IF THE start of the year has been desperate for the world’s stockmarkets, it has been downright disastrous for shares in banks. Financial stocks are down by 19% in America. The declines have been even steeper elsewhere. Japanese banks’ shares have plunged by 36% since January 1st; Italian banks’ by 31% and Greek banks’ by a horrifying 60% (see chart). The fall in the overall European banking index of 24% has brought it close to the lows it plumbed in the summer of 2012, when the euro zone seemed on the verge of disintegration until Mario Draghi, the president of the European Central Bank (ECB), promised to do “whatever it takes” to save it.

The distress in Europe encompasses big banks as well as smaller ones. It has affected behemoths within the euro area such as Société Générale and Deutsche Bank (see article)—both of which saw their shares fall by 10% in hours this week—as well as giants outside it such as Barclays (based in Britain) and Credit Suisse (Switzerland).

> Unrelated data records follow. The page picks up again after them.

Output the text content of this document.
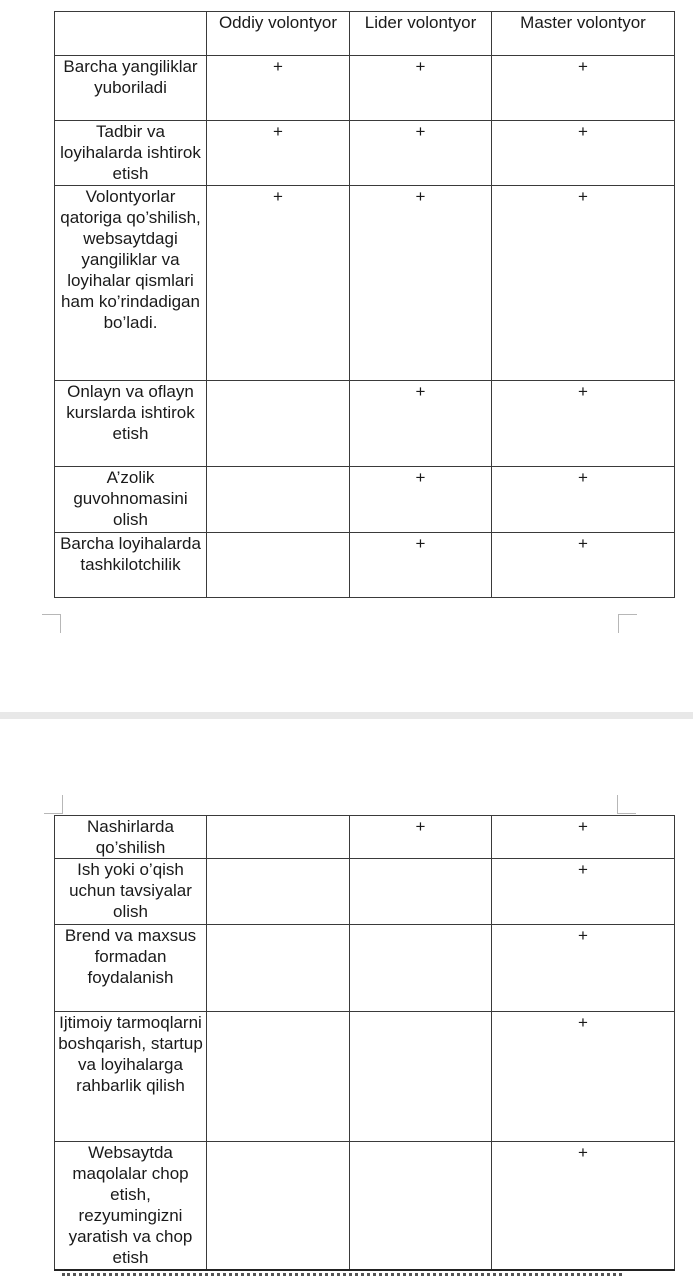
	Oddiy volontyor	Lider volontyor	Master volontyor
Barcha yangiliklar yuboriladi	+	+	+
Tadbir va loyihalarda ishtirok etish	+	+	+
Volontyorlar qatoriga qo’shilish, websaytdagi yangiliklar va loyihalar qismlari ham ko’rindadigan bo’ladi.	+	+	+
Onlayn va oflayn kurslarda ishtirok etish		+	+
A’zolik guvohnomasini olish		+	+
Barcha loyihalarda tashkilotchilik		+	+
Nashirlarda qo’shilish		+	+
Ish yoki o’qish uchun tavsiyalar olish			+
Brend va maxsus formadan foydalanish			+
Ijtimoiy tarmoqlarni boshqarish, startup va loyihalarga rahbarlik qilish			+
Websaytda maqolalar chop etish, rezyumingizni yaratish va chop etish			+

The apparent frailty of European banks is especially disappointing given the efforts made in recent years to make them more robust, both through capital-raising and tougher regulation. Euro-zone banks issued over €250 billion ($280 billion) of new equity between 2007, when the global financial crisis began, and 2014, when the ECB took charge of supervising them. Before taking on the job, it combed through the books of 130 of the euro zone’s most important banks and found only modest shortfalls in capital.

Some of the recent weakness in European banking shares arises from wider worries about the world economy that have also driven down financial stocks elsewhere. A slowdown in global growth is one threat. Another is that the negative interest rates being pursued by central banks to try to prod more life into economies will further sap banks’ profits. A retreat in Japanese bank shares turned into a rout following such a decision in late January. Investors in European banks fret not just about lacklustre growth but also a possible move deeper into negative territory by the ECB in March. On February 11th Sweden’s central bank cut its benchmark rate from -0.35% to -0.5%, prompting shares in Swedish banks to tumble.

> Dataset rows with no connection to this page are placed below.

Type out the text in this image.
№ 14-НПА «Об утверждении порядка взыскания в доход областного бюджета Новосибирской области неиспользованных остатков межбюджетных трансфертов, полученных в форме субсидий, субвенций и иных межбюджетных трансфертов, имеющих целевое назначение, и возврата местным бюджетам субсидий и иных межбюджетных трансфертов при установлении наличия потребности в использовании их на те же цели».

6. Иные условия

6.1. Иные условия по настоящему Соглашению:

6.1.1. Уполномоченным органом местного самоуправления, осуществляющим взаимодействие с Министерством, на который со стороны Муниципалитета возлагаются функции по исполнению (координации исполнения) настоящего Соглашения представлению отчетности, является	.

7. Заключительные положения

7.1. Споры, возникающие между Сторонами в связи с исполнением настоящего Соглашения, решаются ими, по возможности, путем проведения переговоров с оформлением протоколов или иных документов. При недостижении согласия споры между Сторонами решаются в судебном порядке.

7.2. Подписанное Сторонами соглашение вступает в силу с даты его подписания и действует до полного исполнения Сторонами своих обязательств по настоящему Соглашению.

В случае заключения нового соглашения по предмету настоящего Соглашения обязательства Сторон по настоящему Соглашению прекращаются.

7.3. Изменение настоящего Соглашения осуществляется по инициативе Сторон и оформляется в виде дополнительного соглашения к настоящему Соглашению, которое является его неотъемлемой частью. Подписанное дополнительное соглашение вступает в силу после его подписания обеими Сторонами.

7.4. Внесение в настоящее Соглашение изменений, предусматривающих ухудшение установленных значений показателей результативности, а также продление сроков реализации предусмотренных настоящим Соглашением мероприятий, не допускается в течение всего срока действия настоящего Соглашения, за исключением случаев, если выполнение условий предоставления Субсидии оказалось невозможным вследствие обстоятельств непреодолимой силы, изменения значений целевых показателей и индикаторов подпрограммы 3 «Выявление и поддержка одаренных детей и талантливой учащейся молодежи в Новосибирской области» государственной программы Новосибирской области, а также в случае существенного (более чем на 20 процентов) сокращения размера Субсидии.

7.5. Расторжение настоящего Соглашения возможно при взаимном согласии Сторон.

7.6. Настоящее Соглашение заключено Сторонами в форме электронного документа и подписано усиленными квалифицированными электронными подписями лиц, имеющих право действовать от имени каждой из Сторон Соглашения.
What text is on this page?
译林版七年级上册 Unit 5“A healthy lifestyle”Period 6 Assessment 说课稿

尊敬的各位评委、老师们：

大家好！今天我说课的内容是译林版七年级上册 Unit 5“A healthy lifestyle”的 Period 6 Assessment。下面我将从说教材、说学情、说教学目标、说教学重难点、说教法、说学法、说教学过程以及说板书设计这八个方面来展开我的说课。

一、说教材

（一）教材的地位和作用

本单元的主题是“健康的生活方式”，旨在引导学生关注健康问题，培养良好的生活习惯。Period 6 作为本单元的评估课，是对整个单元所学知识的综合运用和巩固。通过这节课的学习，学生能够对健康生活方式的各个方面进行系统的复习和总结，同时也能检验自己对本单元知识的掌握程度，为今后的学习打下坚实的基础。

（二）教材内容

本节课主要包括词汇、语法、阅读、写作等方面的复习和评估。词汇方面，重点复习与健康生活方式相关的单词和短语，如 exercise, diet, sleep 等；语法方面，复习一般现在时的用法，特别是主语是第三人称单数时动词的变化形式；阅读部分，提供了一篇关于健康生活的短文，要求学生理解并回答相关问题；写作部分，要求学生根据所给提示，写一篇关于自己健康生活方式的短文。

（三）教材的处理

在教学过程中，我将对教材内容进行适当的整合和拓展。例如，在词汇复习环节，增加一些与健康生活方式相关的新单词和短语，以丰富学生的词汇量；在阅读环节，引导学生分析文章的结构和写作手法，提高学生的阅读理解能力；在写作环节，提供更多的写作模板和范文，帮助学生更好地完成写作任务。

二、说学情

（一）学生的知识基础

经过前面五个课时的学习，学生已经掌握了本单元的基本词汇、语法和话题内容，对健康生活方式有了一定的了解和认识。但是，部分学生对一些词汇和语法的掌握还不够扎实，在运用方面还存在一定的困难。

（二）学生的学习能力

But the malaise of European banking stocks has deeper roots. The fundamental problem is both that there are too many banks in Europe and that many are not profitable enough because they have clung to flawed business models. European investment banks lack the deep domestic capital markets that give their American competitors an edge. Deutsche, for instance, has only just resolved to hack back its investment bank in the face of a less hospitable regulatory environment following the financial crisis.

And there are still too many poorly performing smaller banks within national markets. Although this year’s share-price declines have been steepest in Greece, these largely reflect renewed political tensions over implementing the country’s third bail-out. The banks arousing fresh concern are those in Italy, whose troubles go beyond an excess of them. One specific worry is the dire state of the country’s third-biggest (and the world’s oldest) bank, Monte dei Paschi di Siena, which has long been in intensive care and whose share price has fallen by 56% this year. Its woes reflect poor governance, a problem that plagues Italian banks, many of which are part-owned by local, politically connected foundations.

A more general worry is that Italy’s banking sector as a whole is weighed down with bad loans which have built up during recent years. Although Italian GDP has been expanding since the start of 2015, it is still around 9% lower than its pre-crisis peak in early 2008. This has hurt Italian firms—and their pain has been transferred to the banks that lent to them. Gross non-performing loans amount to €360 billion (18% of the total), of which €200 billion are especially troubled.

There is nothing new about Italy’s high level of non-performing loans; if the recovery can be sustained they should eventually start to come down. Moreover, over half of the sourest loans are covered by provisions, which means that the potential bill is more manageable, at around €90 billion rather than €200 billion. What has changed this year is a new European approach to tackling troubled banks, which shifts the burden for bail-outs from taxpayers to creditors who are “bailed in” when big losses arise. These rules, which have come fully into force this year (a few countries applied them in 2015), mean that senior bondholders and depositors with balances above €100,000 can be stung when banks are resolved.

Bank bonds are generally held by institutional investors who can look after themselves, but in Italy around €200 billion are in the hands of retail customers who were lured to invest in them until 2011 by favourable tax treatment. These retail bonds would be vulnerable if banks run short of capital after big write-downs.

This danger was highlighted late last year when four small banks were rescued in a rush to avoid this year’s more stringent bail-in provisions. That process ensnared retail bondholders holding junior debt, who could already be bailed in under the previous rules. One committed suicide. The furore has unnerved Italians. Ignazio Visco, governor of the central bank, has said that a less abrupt transition to the new bail-in regime would have been better.

The strict rules have also curtailed the ability of the Italian government, led by Matteo Renzi, to calm nerves by excising the bad loans from the banking system. Instead of setting up a state-backed “bad bank” to remove them, Mr Renzi has had to adopt a feebler approach in which the government will guarantee the senior tranches of securitised bundles of the bad loans. Investors plainly doubt this scheme will help much, to judge by the performance of Italian bank shares.

Frustration with European constraints on Italy’s attempt to sort out its banks is one reason why Mr Renzi has been making barbed attacks on the German way of running the euro area.

Such political tension is adding to jitters about Italian banks. Portuguese banking shares have also tumbled, in part because a new left-of-centre coalition government alarmed international investors by its decision to impose heavy losses on some senior bank bonds late last year. In seeking to transfer the risk of failing banks away from taxpayers to creditors, European policymakers may have thought they were depoliticising the banks. In the euro-zone periphery, however, politics is never peripheral.